With clinicians on hand internally, when a case is unusual or intricate we can ensure that decisions as to whether the case meets the eligibility criteria are made based on sound clinical judgement.

I work as a team of four Clinical Nurse Advisers and in addition to this general remit we each also have separate specialist areas. My particular responsibility is to the Pre-Authorisation team, who deal with calls, emails and faxes from members and healthcare providers who need to confirm cover for treatment. Other than this I can be called on for a huge variety of reasons and get invited to take part in projects throughout the business.

The skills it requires

I would say that good interpersonal skills are vital in this role as we have to work with colleagues from all over the business with hugely diverse backgrounds, experience and knowledge. You also need an objective, analytical eye to view each case fairly on its own merits.

Other key attributes needed for the post

I think that although nurses often deal with highly technical equipment clinically, we are culturally very unconfident in terms of computer literacy, and until recently, I would have included myself in that. Of course my IT skills have improved greatly since I started working in an office environment, but I think that even in the clinical setting many nurses would be amazed how much IT can help access and organise information if they only had the confidence and support to confront their fear.

Key relationships/working with other members of staff

As claims progress they may pass from one clinician’s responsibility to another, so good communication with my team is paramount to consistency, in the same way it would be to achieve continuity of care in the clinical setting.

My association with the pre-auth team also means that I aim to act as an integral part of the team, sitting in on team meetings and getting involved in any social/ charity events that happen.

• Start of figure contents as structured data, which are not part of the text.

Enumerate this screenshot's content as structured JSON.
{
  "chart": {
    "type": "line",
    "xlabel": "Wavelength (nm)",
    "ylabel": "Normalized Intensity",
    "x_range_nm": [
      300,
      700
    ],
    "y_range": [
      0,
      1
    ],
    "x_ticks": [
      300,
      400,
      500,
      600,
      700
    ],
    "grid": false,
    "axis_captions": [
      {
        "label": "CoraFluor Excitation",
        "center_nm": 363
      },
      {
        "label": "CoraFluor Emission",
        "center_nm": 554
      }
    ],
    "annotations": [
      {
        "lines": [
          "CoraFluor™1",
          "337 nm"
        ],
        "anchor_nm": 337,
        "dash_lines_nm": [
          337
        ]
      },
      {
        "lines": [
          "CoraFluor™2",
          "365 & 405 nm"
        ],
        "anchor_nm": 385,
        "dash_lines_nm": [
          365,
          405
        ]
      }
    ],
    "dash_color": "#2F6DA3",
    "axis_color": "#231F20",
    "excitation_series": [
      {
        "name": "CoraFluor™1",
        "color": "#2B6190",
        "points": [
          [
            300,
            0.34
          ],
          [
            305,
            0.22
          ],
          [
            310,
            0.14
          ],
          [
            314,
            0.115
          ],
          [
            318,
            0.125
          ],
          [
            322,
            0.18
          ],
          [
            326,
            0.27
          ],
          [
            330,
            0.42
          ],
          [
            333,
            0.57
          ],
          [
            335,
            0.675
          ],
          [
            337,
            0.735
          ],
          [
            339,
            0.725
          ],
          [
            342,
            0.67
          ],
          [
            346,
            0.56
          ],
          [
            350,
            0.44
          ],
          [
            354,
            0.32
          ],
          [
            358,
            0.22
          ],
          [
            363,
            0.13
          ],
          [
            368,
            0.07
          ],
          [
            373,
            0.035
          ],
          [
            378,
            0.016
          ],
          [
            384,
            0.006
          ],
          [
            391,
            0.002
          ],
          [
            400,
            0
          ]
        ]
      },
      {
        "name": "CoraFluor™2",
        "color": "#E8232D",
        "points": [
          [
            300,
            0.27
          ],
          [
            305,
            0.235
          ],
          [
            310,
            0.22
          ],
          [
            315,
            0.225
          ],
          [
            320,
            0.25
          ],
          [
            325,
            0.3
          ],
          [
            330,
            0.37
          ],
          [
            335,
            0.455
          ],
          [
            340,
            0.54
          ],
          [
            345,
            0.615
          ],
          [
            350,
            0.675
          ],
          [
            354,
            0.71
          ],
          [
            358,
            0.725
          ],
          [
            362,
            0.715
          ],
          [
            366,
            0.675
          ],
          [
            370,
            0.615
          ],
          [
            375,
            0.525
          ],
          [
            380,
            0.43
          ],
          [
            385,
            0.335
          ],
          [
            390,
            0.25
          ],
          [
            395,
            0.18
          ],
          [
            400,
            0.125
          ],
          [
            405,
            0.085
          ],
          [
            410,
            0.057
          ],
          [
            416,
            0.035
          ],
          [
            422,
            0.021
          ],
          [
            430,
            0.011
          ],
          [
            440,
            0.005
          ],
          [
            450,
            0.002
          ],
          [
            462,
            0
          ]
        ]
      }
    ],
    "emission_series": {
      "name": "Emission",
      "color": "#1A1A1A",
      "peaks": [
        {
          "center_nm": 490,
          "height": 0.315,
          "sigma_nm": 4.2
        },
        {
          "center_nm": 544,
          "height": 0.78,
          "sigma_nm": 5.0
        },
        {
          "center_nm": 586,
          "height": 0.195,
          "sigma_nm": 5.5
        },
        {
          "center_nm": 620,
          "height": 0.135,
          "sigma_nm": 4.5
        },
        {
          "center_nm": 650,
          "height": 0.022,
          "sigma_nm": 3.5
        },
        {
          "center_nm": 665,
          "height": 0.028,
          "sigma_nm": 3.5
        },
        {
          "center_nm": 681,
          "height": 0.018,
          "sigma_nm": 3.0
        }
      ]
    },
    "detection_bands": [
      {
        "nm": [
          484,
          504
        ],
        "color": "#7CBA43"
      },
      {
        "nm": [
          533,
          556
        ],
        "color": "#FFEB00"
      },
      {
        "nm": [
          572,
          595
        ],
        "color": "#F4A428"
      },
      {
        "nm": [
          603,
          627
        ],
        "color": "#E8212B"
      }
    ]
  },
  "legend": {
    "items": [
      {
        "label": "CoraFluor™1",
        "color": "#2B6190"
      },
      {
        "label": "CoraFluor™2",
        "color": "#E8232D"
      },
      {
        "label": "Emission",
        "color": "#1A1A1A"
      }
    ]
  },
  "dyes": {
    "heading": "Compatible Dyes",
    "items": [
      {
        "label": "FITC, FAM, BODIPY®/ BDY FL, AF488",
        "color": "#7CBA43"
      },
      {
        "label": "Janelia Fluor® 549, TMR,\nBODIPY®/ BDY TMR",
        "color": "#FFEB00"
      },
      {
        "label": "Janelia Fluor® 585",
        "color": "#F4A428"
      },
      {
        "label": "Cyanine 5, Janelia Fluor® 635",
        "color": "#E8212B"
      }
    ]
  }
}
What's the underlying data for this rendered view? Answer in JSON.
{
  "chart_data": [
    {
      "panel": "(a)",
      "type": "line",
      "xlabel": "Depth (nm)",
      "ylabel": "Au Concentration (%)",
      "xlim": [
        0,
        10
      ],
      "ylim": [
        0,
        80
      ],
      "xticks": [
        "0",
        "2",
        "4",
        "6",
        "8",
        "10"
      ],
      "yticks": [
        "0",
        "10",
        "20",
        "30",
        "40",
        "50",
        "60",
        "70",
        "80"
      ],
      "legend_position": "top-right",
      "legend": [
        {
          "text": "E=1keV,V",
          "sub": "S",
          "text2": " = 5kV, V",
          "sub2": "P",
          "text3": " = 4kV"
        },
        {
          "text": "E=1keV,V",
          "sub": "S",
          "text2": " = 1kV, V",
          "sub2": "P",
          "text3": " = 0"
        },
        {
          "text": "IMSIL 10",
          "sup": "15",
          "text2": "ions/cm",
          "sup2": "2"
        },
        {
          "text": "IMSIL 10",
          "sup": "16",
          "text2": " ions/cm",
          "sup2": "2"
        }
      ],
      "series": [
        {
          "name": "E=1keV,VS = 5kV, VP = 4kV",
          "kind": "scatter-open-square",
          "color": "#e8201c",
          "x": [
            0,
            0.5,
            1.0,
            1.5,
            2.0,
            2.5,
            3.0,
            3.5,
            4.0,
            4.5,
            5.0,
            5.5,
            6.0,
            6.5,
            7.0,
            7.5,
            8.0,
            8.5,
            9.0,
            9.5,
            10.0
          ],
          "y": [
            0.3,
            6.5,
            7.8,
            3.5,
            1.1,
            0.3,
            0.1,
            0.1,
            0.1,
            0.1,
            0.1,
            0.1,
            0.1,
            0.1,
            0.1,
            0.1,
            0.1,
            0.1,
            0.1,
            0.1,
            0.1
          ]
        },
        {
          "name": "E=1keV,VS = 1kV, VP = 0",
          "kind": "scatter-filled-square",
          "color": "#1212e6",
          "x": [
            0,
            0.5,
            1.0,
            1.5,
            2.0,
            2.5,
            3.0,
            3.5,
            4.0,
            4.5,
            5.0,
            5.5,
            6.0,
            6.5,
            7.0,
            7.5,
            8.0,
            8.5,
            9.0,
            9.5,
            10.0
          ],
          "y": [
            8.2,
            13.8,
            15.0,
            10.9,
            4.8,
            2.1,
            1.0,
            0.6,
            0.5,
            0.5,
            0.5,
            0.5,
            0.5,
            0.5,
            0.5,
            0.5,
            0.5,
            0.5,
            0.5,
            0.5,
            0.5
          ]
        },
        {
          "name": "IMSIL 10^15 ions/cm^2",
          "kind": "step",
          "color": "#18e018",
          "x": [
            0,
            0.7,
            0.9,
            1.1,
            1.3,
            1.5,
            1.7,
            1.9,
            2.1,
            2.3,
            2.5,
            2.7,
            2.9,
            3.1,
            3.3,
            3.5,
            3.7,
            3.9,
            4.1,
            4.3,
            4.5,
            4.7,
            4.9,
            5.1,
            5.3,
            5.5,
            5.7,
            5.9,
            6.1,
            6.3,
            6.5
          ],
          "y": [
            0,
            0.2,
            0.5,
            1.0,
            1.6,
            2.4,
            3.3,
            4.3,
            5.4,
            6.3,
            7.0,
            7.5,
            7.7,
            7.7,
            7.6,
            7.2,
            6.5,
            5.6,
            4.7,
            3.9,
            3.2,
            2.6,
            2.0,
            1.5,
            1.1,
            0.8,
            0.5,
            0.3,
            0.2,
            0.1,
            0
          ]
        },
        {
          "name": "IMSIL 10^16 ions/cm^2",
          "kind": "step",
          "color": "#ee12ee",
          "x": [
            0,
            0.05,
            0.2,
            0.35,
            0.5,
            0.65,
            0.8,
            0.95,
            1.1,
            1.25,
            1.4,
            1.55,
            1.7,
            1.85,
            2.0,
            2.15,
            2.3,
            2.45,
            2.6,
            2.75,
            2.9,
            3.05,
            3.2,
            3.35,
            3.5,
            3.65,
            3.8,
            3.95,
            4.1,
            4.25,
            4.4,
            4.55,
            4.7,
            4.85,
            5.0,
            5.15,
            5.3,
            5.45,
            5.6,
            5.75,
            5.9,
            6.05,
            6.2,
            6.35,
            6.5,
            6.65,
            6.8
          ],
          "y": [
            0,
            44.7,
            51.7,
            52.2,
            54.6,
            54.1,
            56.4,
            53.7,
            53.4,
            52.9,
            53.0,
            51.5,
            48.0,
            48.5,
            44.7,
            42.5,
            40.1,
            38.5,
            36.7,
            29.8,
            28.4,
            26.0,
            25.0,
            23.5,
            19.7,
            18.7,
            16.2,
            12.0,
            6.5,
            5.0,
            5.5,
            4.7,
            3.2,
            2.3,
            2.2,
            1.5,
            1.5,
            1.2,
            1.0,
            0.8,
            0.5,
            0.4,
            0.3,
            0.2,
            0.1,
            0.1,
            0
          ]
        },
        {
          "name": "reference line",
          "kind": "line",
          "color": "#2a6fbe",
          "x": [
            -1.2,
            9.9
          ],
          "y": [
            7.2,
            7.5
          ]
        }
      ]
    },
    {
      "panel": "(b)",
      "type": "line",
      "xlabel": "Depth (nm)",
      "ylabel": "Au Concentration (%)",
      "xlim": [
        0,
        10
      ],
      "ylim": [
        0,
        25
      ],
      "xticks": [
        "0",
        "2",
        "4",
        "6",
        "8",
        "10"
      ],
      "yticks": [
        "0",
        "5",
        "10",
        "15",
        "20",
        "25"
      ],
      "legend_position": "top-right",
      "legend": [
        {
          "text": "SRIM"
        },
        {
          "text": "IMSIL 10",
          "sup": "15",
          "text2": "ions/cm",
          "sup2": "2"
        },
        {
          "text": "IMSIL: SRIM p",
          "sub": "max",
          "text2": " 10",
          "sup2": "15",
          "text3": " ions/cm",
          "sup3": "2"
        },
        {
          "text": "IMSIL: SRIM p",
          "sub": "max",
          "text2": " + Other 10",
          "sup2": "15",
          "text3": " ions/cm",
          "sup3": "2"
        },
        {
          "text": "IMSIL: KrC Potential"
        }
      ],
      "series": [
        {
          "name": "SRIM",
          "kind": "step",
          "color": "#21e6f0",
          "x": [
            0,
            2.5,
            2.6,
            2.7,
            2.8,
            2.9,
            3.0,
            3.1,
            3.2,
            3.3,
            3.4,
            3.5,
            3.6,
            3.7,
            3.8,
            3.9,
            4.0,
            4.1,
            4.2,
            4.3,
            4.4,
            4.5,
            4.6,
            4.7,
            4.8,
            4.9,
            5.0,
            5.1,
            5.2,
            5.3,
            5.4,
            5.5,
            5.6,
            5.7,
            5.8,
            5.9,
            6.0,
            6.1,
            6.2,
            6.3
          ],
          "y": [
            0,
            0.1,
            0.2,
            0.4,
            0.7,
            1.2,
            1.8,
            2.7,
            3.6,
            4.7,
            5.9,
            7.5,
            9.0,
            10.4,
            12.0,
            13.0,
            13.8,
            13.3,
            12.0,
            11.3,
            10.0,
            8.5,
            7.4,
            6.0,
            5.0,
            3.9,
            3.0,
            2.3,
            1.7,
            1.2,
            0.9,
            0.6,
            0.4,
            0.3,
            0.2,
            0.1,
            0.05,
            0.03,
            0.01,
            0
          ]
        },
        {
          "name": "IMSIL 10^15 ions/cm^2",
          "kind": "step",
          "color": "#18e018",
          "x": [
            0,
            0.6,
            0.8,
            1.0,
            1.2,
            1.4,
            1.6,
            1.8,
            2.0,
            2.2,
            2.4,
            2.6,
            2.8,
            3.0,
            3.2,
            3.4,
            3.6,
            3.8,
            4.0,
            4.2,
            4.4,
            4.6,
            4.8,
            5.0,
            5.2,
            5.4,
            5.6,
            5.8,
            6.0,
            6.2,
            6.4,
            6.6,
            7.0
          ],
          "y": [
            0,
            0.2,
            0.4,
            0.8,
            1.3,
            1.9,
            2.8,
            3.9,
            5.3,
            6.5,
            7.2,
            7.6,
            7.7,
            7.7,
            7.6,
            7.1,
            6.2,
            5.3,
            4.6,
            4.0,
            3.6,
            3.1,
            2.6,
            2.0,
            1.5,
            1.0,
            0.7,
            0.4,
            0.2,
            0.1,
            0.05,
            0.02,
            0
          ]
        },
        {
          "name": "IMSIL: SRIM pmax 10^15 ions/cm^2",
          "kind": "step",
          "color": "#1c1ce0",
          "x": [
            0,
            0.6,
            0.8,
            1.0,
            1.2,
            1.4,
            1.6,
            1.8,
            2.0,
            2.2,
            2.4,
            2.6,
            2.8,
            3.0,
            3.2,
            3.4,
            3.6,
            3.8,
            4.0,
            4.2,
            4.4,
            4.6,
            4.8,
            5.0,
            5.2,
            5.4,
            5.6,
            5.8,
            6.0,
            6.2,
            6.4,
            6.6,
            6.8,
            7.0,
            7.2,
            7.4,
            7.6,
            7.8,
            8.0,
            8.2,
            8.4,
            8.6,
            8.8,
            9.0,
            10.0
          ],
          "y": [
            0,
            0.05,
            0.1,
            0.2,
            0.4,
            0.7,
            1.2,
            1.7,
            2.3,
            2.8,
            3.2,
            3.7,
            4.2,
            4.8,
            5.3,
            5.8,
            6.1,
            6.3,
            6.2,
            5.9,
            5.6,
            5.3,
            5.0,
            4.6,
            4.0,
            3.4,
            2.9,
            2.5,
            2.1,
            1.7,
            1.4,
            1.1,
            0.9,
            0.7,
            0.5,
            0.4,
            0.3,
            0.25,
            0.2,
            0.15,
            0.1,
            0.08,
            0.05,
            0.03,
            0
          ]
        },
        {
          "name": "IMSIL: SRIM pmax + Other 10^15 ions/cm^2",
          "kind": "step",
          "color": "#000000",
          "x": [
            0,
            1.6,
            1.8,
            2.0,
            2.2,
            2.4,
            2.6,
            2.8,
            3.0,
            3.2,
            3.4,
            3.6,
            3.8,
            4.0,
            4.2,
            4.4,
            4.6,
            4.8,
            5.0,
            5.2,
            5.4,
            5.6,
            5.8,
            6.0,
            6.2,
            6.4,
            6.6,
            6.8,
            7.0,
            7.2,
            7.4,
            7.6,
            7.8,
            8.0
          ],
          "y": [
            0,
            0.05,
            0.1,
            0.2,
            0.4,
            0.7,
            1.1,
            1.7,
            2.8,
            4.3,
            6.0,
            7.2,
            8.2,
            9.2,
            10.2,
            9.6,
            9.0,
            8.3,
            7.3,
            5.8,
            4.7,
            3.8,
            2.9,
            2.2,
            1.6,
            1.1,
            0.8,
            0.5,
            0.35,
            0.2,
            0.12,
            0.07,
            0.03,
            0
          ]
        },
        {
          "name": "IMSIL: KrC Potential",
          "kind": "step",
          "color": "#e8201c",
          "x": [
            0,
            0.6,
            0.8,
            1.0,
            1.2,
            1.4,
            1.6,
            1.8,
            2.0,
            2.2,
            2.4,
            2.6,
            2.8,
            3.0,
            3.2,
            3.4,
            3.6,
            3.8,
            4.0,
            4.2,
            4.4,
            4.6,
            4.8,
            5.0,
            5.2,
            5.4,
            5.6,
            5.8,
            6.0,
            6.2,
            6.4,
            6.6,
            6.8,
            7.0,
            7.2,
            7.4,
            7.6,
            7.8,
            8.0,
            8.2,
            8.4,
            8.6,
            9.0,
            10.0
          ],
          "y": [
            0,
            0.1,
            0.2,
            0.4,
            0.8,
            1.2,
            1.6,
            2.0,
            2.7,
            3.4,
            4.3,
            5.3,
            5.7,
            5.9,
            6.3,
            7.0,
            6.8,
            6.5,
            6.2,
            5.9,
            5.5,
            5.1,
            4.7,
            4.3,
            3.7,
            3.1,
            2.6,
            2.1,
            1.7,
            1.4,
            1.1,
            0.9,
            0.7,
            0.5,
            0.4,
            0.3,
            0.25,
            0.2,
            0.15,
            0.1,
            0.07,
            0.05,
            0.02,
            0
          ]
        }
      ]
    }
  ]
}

It is key to my role that members of the team find me approachable and supportive so that I am made aware of any issues affecting decision-making.

Key ups and downs of the post

For me there isn’t really a huge downside to the post. I love the human element of the role, meeting people and discussing complex issues, balanced with the intellectual challenge of understanding human medicine, which I find fascinating.

Occasionally I miss the “feel good factor” of hands-on nursing, but a job which is less demanding emotionally has freed up some energy for me to invest in close family and friends.

Occasionally the answer we have for members is an out-and-out “no” to cover for a particular treatment, which generally goes against nurses’ natural tendency to help people and go the extra mile. However, I take pride in adopting a professional approach to this, promoting a culture of openness and honesty so that our members can have confidence that when we look into their cases, a methodical and fair process is taking place, rather than the company simply aiming to avoid providing cover, as is often the perception.

Career progression possibilities

As nurses are something of a new phenomenon in my particular part of the business, potentially we have huge scope to carve out our own career paths, within reason. Elsewhere in the company, a nurse has reached the role of assistant medical director, so I guess the sky’s the limit!

Personal job satisfaction levels

I see myself as quite a practical person and need to feel “useful” but at the same time I found clinical nursing so busy that there wasn’t time (or energy!) to really research systems of the body and the mechanisms which lead to disease. This job enables me to work side-by-side with others but also allows me to get my teeth into some really complex areas of pathophysiology. I love the detective, analytical aspect of the work and would recommend it to anyone who has a passion for medicine or who would like to try working in an office environment.